Anais berada dalam situasi yang lebih berbahaya. Tanpa partai politik yang mendukungnya, dia harus menggoda mereka dengan menggunakan popularitasnya dan membuat banyak janji jika dia memenangkan kursi kepresidenan.

Golkar berada di urutan ketiga setelah Grendra pada 2019, tetapi partai mantan diktator Suharto tidak pernah mampu mencalonkan sosok yang cukup kuat.

READ  Ribuan orang Pidie masih mengungsi: BPBD

Presiden petahana Erlanga Hartarto, yang juga menteri koordinator ekonomi, menyimpan ambisi presiden sebagaimana dibuktikan oleh papan iklan besar dan poster yang mempromosikannya di kota-kota besar, tetapi kapasitas elektoralnya tetap rendah secara konsisten di semua jajak pendapat, jadi mencalonkan diri sebagai presiden akan menjadi latihan yang sia-sia. .

Apa yang tidak diberitahukan oleh jajak pendapat popularitas adalah bahwa kita kemungkinan akan berakhir dengan hanya dua kandidat pada tahun 2024 lagi, karena aturan pemilihan yang ketat akan memaksa partai-partai untuk mengumpulkan suara 2019 mereka untuk melewati ambang batas kepresidenan.

Pada 2014 dan 2019, ketika sistem yang sama diterapkan, kami memiliki dua kandidat, Jokowi dan Prabowo, dengan partai-partai lain berkerumun di belakang satu atau yang lain.
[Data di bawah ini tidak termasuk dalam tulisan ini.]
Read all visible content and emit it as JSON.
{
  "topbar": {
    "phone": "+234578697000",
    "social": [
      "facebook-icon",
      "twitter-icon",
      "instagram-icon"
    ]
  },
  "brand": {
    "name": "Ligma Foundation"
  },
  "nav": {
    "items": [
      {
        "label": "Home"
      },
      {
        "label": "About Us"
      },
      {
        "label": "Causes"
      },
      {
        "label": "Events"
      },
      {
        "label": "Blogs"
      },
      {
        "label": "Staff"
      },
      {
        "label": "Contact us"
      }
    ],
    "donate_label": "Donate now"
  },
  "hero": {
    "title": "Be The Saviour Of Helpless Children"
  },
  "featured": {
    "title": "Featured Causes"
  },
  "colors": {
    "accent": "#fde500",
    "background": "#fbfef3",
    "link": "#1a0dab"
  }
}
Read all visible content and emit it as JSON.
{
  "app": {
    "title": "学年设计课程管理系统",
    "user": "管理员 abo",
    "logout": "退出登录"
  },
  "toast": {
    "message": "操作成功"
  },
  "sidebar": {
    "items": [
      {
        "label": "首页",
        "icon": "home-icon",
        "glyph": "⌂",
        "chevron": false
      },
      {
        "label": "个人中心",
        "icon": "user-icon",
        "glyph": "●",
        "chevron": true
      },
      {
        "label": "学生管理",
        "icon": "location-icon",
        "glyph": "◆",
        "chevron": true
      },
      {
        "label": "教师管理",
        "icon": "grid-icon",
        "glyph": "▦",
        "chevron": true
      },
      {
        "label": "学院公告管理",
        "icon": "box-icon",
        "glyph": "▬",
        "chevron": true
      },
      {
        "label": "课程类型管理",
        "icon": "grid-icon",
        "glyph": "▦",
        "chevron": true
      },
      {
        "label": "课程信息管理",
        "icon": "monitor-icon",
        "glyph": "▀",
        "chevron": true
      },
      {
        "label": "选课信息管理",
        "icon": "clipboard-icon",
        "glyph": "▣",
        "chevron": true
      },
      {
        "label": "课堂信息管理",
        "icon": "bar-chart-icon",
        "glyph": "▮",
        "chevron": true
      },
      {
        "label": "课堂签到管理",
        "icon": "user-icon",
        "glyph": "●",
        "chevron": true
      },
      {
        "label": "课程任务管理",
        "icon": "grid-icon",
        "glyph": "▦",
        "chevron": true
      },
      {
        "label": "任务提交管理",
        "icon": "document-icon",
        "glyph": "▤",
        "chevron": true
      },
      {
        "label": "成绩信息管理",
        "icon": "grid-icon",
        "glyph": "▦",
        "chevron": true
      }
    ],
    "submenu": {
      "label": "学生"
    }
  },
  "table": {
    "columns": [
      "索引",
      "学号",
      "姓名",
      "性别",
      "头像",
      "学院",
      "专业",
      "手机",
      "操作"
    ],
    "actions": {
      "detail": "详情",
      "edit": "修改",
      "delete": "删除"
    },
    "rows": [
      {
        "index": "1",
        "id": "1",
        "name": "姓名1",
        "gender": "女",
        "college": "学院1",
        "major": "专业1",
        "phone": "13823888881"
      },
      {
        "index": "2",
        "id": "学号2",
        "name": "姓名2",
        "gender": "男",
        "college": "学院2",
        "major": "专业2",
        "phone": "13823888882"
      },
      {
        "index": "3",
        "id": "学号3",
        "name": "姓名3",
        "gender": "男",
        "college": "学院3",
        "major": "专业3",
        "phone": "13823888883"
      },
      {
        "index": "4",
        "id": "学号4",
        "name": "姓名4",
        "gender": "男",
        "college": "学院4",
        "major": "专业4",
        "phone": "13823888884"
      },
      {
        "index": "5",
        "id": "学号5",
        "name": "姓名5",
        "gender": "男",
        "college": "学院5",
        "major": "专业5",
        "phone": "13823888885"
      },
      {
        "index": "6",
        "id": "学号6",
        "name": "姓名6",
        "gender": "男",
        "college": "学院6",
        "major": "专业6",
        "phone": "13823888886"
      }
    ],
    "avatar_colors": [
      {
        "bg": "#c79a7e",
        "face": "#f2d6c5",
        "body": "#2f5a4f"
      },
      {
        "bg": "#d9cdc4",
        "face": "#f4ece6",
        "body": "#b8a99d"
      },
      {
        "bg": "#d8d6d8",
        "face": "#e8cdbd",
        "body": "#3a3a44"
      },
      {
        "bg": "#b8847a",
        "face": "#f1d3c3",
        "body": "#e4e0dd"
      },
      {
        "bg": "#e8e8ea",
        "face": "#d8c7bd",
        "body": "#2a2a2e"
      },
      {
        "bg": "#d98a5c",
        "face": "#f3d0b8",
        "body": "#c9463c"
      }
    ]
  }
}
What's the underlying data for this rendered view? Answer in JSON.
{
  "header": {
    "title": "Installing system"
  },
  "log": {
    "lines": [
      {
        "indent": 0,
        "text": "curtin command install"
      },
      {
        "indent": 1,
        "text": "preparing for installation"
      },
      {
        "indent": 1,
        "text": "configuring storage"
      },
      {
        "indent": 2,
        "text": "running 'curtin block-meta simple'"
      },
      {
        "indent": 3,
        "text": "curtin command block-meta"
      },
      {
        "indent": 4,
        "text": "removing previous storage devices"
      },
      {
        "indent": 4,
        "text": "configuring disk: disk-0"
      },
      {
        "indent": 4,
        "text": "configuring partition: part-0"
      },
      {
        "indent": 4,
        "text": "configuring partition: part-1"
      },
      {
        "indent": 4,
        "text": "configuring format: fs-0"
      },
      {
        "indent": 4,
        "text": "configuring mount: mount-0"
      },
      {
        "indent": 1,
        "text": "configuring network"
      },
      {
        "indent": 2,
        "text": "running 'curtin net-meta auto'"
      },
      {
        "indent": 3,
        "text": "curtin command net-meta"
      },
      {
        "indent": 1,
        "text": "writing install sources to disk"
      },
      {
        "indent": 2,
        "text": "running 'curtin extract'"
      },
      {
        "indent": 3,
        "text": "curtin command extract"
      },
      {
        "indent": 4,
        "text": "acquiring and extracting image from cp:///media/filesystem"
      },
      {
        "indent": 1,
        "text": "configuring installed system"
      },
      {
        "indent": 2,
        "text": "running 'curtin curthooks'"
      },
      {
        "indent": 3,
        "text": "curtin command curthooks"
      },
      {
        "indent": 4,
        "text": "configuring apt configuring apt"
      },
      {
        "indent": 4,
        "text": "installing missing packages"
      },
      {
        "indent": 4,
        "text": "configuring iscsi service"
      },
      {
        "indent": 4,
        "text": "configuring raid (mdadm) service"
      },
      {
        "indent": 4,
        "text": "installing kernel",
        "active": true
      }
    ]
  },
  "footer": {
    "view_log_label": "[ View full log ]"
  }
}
Ini adalah perlombaan yang sama yang dilakukan dua kuda dalam dua tahun terakhir, sehingga bangsa ini menjadi terpolarisasi tidak seperti sebelumnya.

Meskipun undang-undang pemilu ditinjau setiap lima tahun, tidak ada satu pun partai besar yang mengontrol proses legislatif tertarik untuk menurunkan ambang batas presiden; Tidak ketika Anda melakukan itu tidak akan memberi mereka keuntungan.

Oleh karena itu, banyak kandidat potensial yang muncul dalam jajak pendapat kemungkinan akan menerima tawaran untuk menjadi pasangan calon bagi siapa pun yang akhirnya memenangkan tiket presiden.

Ini adalah komentar yang menyedihkan, jika tidak tragis, tentang demokrasi di Indonesia, di mana pemilih tidak diberikan pilihan nyata untuk presiden mereka.

Ambang batas yang ketat berarti bahwa pencalonan tetap berada di tangan partai-partai politik besar (dan tidak diragukan lagi beberapa di belakang mereka), dan bahwa para kandidat kemungkinan besar merupakan hasil dari perdagangan kuda antara partai-partai ini dan para pemimpin mereka.

READ  Putranya adalah pemain spesial dan manusia spesial - Mourinho

Bahkan menyedihkan untuk berpikir bahwa demokrasi di Indonesia telah melihat hari yang lebih baik, seperti yang terjadi pada tahun 2004 ketika sistem pemilihan memberi kami lima kandidat presiden untuk dipilih, dan tiga kandidat pada tahun 2009.

Mungkin menarik untuk mengikuti survei popularitas, dan orang dapat berargumen bahwa survei tersebut mencerminkan keinginan populer sampai batas tertentu. Namun bersiaplah untuk kecewa pada 2024, karena cara kerja sistem sekarang, pemilihan presiden lebih dari mencerminkan kehendak elit politik.

*** Penulis adalah editor senior di The Jakarta Post.

We will be happy to hear your thoughts

Leave a reply

MEDIABOGOR.COM AMAZON, DAS AMAZON-LOGO, AMAZONSUPPLY UND DAS AMAZONSUPPLY-LOGO SIND MARKEN VON AMAZON.COM, INC. ODER SEINE MITGLIEDER. Als AMAZON ASSOCIATE VERDIENEN WIR VERBUNDENE KOMMISSIONEN FÜR FÖRDERBARE KÄUFE. DANKE, AMAZON, DASS SIE UNS UNTERSTÜTZT HABEN, UNSERE WEBSITE-GEBÜHREN ZU ZAHLEN! ALLE PRODUKTBILDER SIND EIGENTUM VON AMAZON.COM UND SEINEN VERKÄUFERN.